A Scandal in the Headlines(54)
Hers.
Alessandro didn’t look away from her as he reached between them and freed himself. He didn’t look away as he ripped open a foil packet with his teeth and rolled protection on with one hand. And he didn’t look away as he thrust hard into her, pulling her knees astride him, gripping her bottom in his hard hands to move her as he liked.
“An annulment is out of the question,” he told her, his voice like fire, roaring through her. “And in case you’re confused, this is called consummation.”
Elena’s head fell back as she met his thrusts, rode him, met his passion with every roll of her hips. She felt taken and glorious and his.
Completely his.
He changed the angle of her hips, moving her against him in a wicked rhythm, and she felt herself start to slip toward that edge. That easily. That quickly. Still fully dressed. Still wearing her wedding shoes and the pearls he’d presented her this morning. Still madly in love with this hard, dangerous man who was deep inside of her and knew exactly how to make her blind with desire. This man who was somehow her husband.
Whatever that meant. However long it lasted. Right then, she didn’t care.
“You are mine, Elena,” he whispered fiercely, his voice dark and sinful, lighting her up like a new blaze. “You are my wife.”
It was that word that hurled her over, sent her flying apart in his arms, forced to muffle her cries with her own hand as he muttered something hot and dark and then followed right behind her.
When she came back to herself, he was watching her face, and she wondered in a surge of panic what he might have seen there. What she might have revealed.
“Don’t talk to me about divorce,” he said in a low voice, his dark green eyes hot. “Not today.”
He shifted forward, setting her on her feet before him.

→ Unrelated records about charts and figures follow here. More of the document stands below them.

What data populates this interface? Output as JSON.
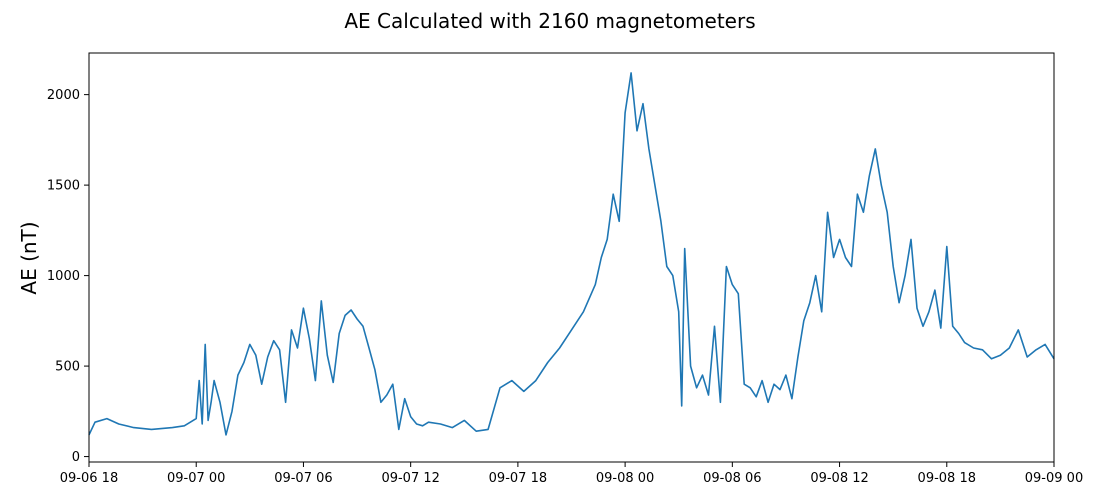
{
  "chart_data": {
    "type": "line",
    "title": "AE Calculated with 2160 magnetometers",
    "xlabel": "",
    "ylabel": "AE (nT)",
    "xlim": [
      "2017-09-06 18:00",
      "2017-09-09 00:00"
    ],
    "ylim": [
      -30,
      2230
    ],
    "x_ticks": [
      "09-06 18",
      "09-07 00",
      "09-07 06",
      "09-07 12",
      "09-07 18",
      "09-08 00",
      "09-08 06",
      "09-08 12",
      "09-08 18",
      "09-09 00"
    ],
    "y_ticks": [
      0,
      500,
      1000,
      1500,
      2000
    ],
    "grid": false,
    "legend": "none",
    "series": [
      {
        "color": "#1f77b4",
        "x": [
          "2017-09-06 18:00",
          "2017-09-06 18:20",
          "2017-09-06 19:00",
          "2017-09-06 19:40",
          "2017-09-06 20:30",
          "2017-09-06 21:30",
          "2017-09-06 22:40",
          "2017-09-06 23:20",
          "2017-09-06 23:40",
          "2017-09-07 00:00",
          "2017-09-07 00:10",
          "2017-09-07 00:20",
          "2017-09-07 00:30",
          "2017-09-07 00:40",
          "2017-09-07 00:50",
          "2017-09-07 01:00",
          "2017-09-07 01:20",
          "2017-09-07 01:40",
          "2017-09-07 02:00",
          "2017-09-07 02:20",
          "2017-09-07 02:40",
          "2017-09-07 03:00",
          "2017-09-07 03:20",
          "2017-09-07 03:40",
          "2017-09-07 04:00",
          "2017-09-07 04:20",
          "2017-09-07 04:40",
          "2017-09-07 05:00",
          "2017-09-07 05:20",
          "2017-09-07 05:40",
          "2017-09-07 06:00",
          "2017-09-07 06:20",
          "2017-09-07 06:40",
          "2017-09-07 07:00",
          "2017-09-07 07:20",
          "2017-09-07 07:40",
          "2017-09-07 08:00",
          "2017-09-07 08:20",
          "2017-09-07 08:40",
          "2017-09-07 09:00",
          "2017-09-07 09:20",
          "2017-09-07 09:40",
          "2017-09-07 10:00",
          "2017-09-07 10:20",
          "2017-09-07 10:40",
          "2017-09-07 11:00",
          "2017-09-07 11:20",
          "2017-09-07 11:40",
          "2017-09-07 12:00",
          "2017-09-07 12:20",
          "2017-09-07 12:40",
          "2017-09-07 13:00",
          "2017-09-07 13:40",
          "2017-09-07 14:20",
          "2017-09-07 15:00",
          "2017-09-07 15:40",
          "2017-09-07 16:20",
          "2017-09-07 17:00",
          "2017-09-07 17:40",
          "2017-09-07 18:20",
          "2017-09-07 19:00",
          "2017-09-07 19:40",
          "2017-09-07 20:20",
          "2017-09-07 21:00",
          "2017-09-07 21:40",
          "2017-09-07 22:20",
          "2017-09-07 22:40",
          "2017-09-07 23:00",
          "2017-09-07 23:20",
          "2017-09-07 23:40",
          "2017-09-08 00:00",
          "2017-09-08 00:20",
          "2017-09-08 00:40",
          "2017-09-08 01:00",
          "2017-09-08 01:20",
          "2017-09-08 01:40",
          "2017-09-08 02:00",
          "2017-09-08 02:20",
          "2017-09-08 02:40",
          "2017-09-08 03:00",
          "2017-09-08 03:10",
          "2017-09-08 03:20",
          "2017-09-08 03:40",
          "2017-09-08 04:00",
          "2017-09-08 04:20",
          "2017-09-08 04:40",
          "2017-09-08 05:00",
          "2017-09-08 05:20",
          "2017-09-08 05:40",
          "2017-09-08 06:00",
          "2017-09-08 06:20",
          "2017-09-08 06:40",
          "2017-09-08 07:00",
          "2017-09-08 07:20",
          "2017-09-08 07:40",
          "2017-09-08 08:00",
          "2017-09-08 08:20",
          "2017-09-08 08:40",
          "2017-09-08 09:00",
          "2017-09-08 09:20",
          "2017-09-08 09:40",
          "2017-09-08 10:00",
          "2017-09-08 10:20",
          "2017-09-08 10:40",
          "2017-09-08 11:00",
          "2017-09-08 11:20",
          "2017-09-08 11:40",
          "2017-09-08 12:00",
          "2017-09-08 12:20",
          "2017-09-08 12:40",
          "2017-09-08 13:00",
          "2017-09-08 13:20",
          "2017-09-08 13:40",
          "2017-09-08 14:00",
          "2017-09-08 14:20",
          "2017-09-08 14:40",
          "2017-09-08 15:00",
          "2017-09-08 15:20",
          "2017-09-08 15:40",
          "2017-09-08 16:00",
          "2017-09-08 16:20",
          "2017-09-08 16:40",
          "2017-09-08 17:00",
          "2017-09-08 17:20",
          "2017-09-08 17:40",
          "2017-09-08 18:00",
          "2017-09-08 18:20",
          "2017-09-08 18:40",
          "2017-09-08 19:00",
          "2017-09-08 19:30",
          "2017-09-08 20:00",
          "2017-09-08 20:30",
          "2017-09-08 21:00",
          "2017-09-08 21:30",
          "2017-09-08 22:00",
          "2017-09-08 22:30",
          "2017-09-08 23:00",
          "2017-09-08 23:30",
          "2017-09-09 00:00"
        ],
        "y": [
          120,
          190,
          210,
          180,
          160,
          150,
          160,
          170,
          190,
          210,
          420,
          180,
          620,
          200,
          300,
          420,
          300,
          120,
          250,
          450,
          520,
          620,
          560,
          400,
          550,
          640,
          590,
          300,
          700,
          600,
          820,
          650,
          420,
          860,
          560,
          410,
          680,
          780,
          810,
          760,
          720,
          600,
          480,
          300,
          340,
          400,
          150,
          320,
          220,
          180,
          170,
          190,
          180,
          160,
          200,
          140,
          150,
          380,
          420,
          360,
          420,
          520,
          600,
          700,
          800,
          950,
          1100,
          1200,
          1450,
          1300,
          1900,
          2120,
          1800,
          1950,
          1700,
          1500,
          1300,
          1050,
          1000,
          800,
          280,
          1150,
          500,
          380,
          450,
          340,
          720,
          300,
          1050,
          950,
          900,
          400,
          380,
          330,
          420,
          300,
          400,
          370,
          450,
          320,
          550,
          750,
          850,
          1000,
          800,
          1350,
          1100,
          1200,
          1100,
          1050,
          1450,
          1350,
          1550,
          1700,
          1500,
          1350,
          1050,
          850,
          1000,
          1200,
          820,
          720,
          800,
          920,
          710,
          1160,
          720,
          680,
          630,
          600,
          590,
          540,
          560,
          600,
          700,
          550,
          590,
          620,
          540
        ]
      }
    ]
  }
}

She felt unsteady. Utterly wrecked, yet a glance in the mirror showed he hadn’t disturbed a single hair on her perfectly coiffed head. She smoothed her dress back down into place, her hands trembling slightly. Alessandro tucked himself back into his trousers and then reached down to scoop up the lace panties he’d torn off her.

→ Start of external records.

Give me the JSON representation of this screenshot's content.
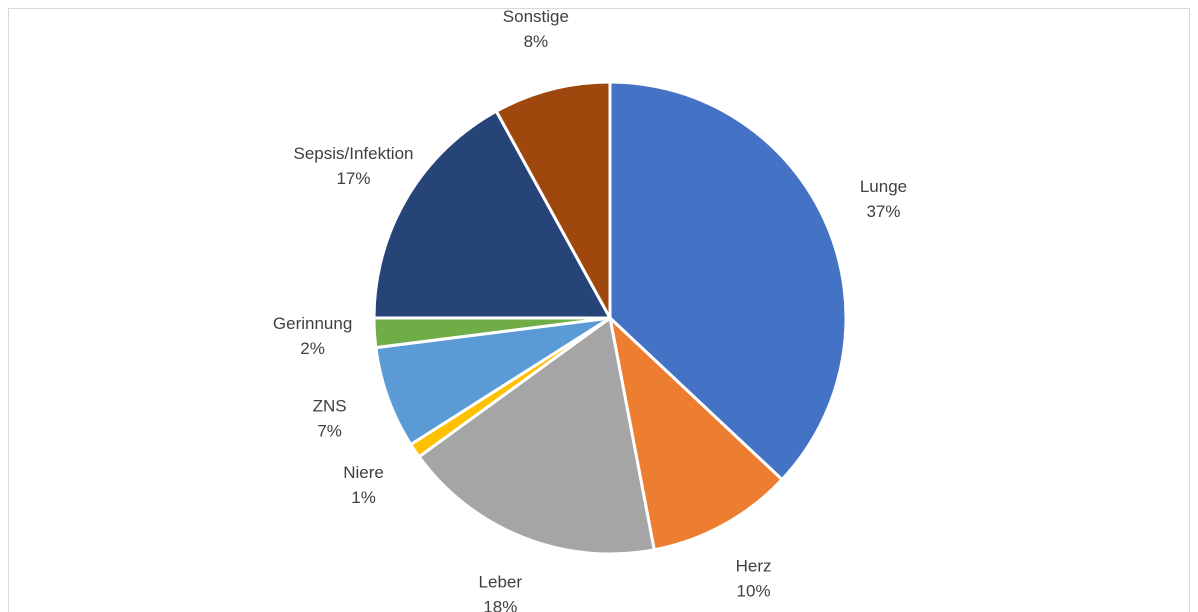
{
  "chart_data": {
    "type": "pie",
    "categories": [
      "Lunge",
      "Herz",
      "Leber",
      "Niere",
      "ZNS",
      "Gerinnung",
      "Sepsis/Infektion",
      "Sonstige"
    ],
    "values": [
      37,
      10,
      18,
      1,
      7,
      2,
      17,
      8
    ],
    "value_labels": [
      "37%",
      "10%",
      "18%",
      "1%",
      "7%",
      "2%",
      "17%",
      "8%"
    ],
    "colors": [
      "#4472c4",
      "#ed7d31",
      "#a5a5a5",
      "#ffc000",
      "#5b9bd5",
      "#70ad47",
      "#264478",
      "#9e480e"
    ]
  }
}
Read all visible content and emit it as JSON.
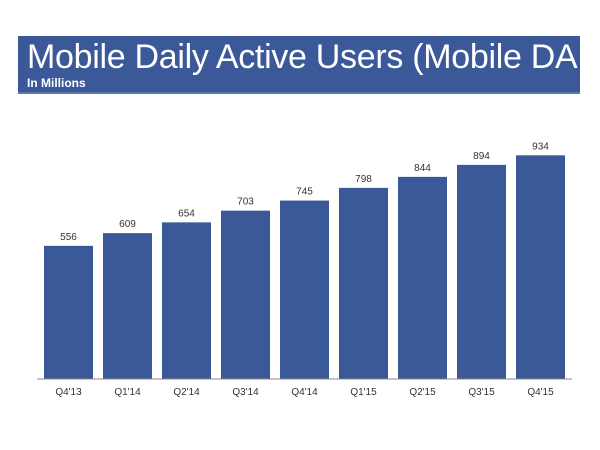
{
  "header": {
    "title": "Mobile Daily Active Users (Mobile DAUs)",
    "subtitle": "In Millions"
  },
  "colors": {
    "bar": "#3b5998",
    "banner": "#3b5998",
    "axis": "#888888",
    "label": "#333333"
  },
  "chart_data": {
    "type": "bar",
    "title": "Mobile Daily Active Users (Mobile DAUs)",
    "subtitle": "In Millions",
    "categories": [
      "Q4'13",
      "Q1'14",
      "Q2'14",
      "Q3'14",
      "Q4'14",
      "Q1'15",
      "Q2'15",
      "Q3'15",
      "Q4'15"
    ],
    "values": [
      556,
      609,
      654,
      703,
      745,
      798,
      844,
      894,
      934
    ],
    "ylim": [
      0,
      1000
    ],
    "grid": false,
    "data_labels": true
  }
}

Because he’d been too desperate, too determined to get inside her, to wait another instant. She didn’t know why that should make her feel more cherished, more precious to him, than all twenty strange minutes of their wedding ceremony.
She held out her hand to take the panties back. His hard mouth curved, his dark eyes a sensual challenge and something far more intense, and then he tucked them in his pocket.
“A memento of our wedding day,” he said, mocking her, she was sure. “I’ll treasure it.”
She smiled back at him, cool and sharp.
“An annulment it is, then,” she said. “This has been such a useful, rational discussion, Alessandro. Thank you.”
He laughed again then, almost beneath his breath, and then he was on his feet and striding for the door, as if he didn’t trust himself to stay locked in this room with her a moment longer. She allowed herself a small, satisfied smile.
“We can argue about this in the car,” he said over his shoulder. “I have a one o’clock meeting I can’t miss.”
Because, of course, the CEO of Corretti Media didn’t stop doing business on his wedding day, not when the wedding meant so little to him. Her smile vanished. It was a brutal reminder of reality. Of her place. It didn’t matter how hot they burned. It didn’t matter how desperate he’d been. Elena clenched her hands into fists and felt the bite of the unfamiliar bands around her finger like one more slap.
And then followed him, anyway.
His mobile beeped again as they walked. He answered it, slowing down as he talked. Elena heard the words docklands, cousin and Battaglia. Alessandro pushed open the glass doors at the entrance of the village hall, and nodded her through, almost as if he had a chivalrous bone in that powerful body of his.
“Wait for me in the car,” he said, and then turned back toward the interior of the hall. Dismissing her.
The door swished shut behind her as she stepped through it, and Elena pulled in a long, deep breath. The morning was still as bright and cheerful as it had been when she’d walked inside. A lovely July day in the rolling hills of Sicily. The perfect day for a wedding.
She had to figure out how to handle this, to enjoy it while it lasted, or she’d never survive it. And she had to do it fast.
Elena kept her eyes on the stairs below her as she climbed down the hall’s steps, her legs still so shaky and the heels she wore no help at all, so she had to hold tight to the bannister as she went. Cracking her head open on the pavement would hardly improve matters.